Shane Allen made the remarks in reference to the approaching 50th anniversary of the ground-breaking comedy troupe.
“If you’re going to assemble a team now it’s not going to be six Oxbridge white blokes. It’s going to be a diverse range of people who reflect the modern world,” he told The Independent.
Graham Chapman, John Cleese and Eric Idle were all educated at Cambridge, while Palin and Terry Jones went to Oxford.
But Palin has taken issue with the comments.
“What does he mean? If you’ve had a good education and you’re white you’re not able to write comedy?” he told the Radio Times.

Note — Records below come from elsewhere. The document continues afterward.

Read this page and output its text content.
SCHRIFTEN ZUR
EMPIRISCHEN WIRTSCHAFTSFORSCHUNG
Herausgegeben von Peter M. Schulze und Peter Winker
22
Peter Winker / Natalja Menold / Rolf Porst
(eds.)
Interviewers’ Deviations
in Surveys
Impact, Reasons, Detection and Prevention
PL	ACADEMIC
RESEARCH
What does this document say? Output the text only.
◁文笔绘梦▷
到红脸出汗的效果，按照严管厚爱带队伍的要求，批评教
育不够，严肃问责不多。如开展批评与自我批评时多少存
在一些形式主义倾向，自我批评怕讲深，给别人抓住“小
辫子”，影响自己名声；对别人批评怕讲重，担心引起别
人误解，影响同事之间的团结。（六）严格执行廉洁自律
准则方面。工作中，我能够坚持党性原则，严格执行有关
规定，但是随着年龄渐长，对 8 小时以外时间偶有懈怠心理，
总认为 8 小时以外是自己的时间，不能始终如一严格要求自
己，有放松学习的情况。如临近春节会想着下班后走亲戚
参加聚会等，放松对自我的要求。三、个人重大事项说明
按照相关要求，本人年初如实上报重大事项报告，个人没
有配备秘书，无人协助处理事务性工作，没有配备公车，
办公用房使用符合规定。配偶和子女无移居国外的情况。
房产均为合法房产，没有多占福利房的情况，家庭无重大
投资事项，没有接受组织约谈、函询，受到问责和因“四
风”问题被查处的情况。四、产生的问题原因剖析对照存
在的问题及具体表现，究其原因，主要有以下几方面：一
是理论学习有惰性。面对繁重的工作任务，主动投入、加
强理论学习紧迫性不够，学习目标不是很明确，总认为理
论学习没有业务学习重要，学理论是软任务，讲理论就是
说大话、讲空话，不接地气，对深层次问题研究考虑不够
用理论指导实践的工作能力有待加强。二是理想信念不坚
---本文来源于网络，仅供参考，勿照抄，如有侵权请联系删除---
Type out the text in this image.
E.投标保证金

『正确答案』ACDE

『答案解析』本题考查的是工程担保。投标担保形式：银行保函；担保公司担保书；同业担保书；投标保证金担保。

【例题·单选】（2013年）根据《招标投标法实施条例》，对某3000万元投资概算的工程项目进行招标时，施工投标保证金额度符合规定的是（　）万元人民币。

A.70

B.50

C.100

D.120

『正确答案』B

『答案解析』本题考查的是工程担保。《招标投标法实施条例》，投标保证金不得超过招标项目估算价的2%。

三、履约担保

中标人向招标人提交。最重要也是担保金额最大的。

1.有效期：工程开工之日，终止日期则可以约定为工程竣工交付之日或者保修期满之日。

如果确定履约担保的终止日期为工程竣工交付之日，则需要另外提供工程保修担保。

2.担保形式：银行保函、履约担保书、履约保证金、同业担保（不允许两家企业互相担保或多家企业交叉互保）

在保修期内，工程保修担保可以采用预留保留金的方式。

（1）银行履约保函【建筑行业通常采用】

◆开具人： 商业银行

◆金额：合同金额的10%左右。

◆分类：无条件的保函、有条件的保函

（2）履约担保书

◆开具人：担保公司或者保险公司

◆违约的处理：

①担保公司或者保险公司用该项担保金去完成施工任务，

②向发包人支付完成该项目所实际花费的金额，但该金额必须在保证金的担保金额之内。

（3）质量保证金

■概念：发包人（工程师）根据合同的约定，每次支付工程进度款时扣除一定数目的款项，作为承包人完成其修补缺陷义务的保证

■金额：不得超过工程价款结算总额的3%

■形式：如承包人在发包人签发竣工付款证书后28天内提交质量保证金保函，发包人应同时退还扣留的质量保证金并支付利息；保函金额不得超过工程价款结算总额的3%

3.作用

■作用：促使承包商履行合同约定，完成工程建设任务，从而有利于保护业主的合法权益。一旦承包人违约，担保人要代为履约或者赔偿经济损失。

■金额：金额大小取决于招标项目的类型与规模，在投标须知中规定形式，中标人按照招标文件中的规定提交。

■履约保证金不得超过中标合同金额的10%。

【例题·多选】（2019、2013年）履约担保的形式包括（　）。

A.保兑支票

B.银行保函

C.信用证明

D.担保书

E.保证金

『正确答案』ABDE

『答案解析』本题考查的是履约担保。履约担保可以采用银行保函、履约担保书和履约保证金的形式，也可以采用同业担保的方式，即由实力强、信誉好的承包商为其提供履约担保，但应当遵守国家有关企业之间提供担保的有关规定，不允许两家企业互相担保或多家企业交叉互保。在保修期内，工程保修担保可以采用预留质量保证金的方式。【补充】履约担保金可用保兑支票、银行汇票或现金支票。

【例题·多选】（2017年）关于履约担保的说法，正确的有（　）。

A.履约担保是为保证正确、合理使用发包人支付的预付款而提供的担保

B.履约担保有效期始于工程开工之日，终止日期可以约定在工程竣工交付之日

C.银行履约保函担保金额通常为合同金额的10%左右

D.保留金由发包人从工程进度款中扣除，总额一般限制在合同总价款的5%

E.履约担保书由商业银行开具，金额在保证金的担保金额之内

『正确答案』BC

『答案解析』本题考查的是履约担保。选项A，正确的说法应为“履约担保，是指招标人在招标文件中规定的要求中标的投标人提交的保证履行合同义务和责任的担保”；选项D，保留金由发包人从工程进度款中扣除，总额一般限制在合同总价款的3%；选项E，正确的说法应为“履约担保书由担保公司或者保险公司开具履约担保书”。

“What are they going to say? ‘Oh God! The man who wrote that’s an Etonian.’ ‘But it’s hilarious.’ ‘It’s no good, he’s an Etonian!’”
Palin also argued that the landscape has changed radically for commissioning comedy at the BBC, and that the days of taking on a whole series without some editorial intervention are gone.
“They want to know what you’re writing about, how long it will take, how much it will cost. It has to be checked for political correctness, ‘compliance’, ‘diversity’. It’s much more controlled,” he said.
Palin was speaking ahead of his role in ITV’s forthcoming production of Vanity Fair, the first episode of which airs this coming Sunday.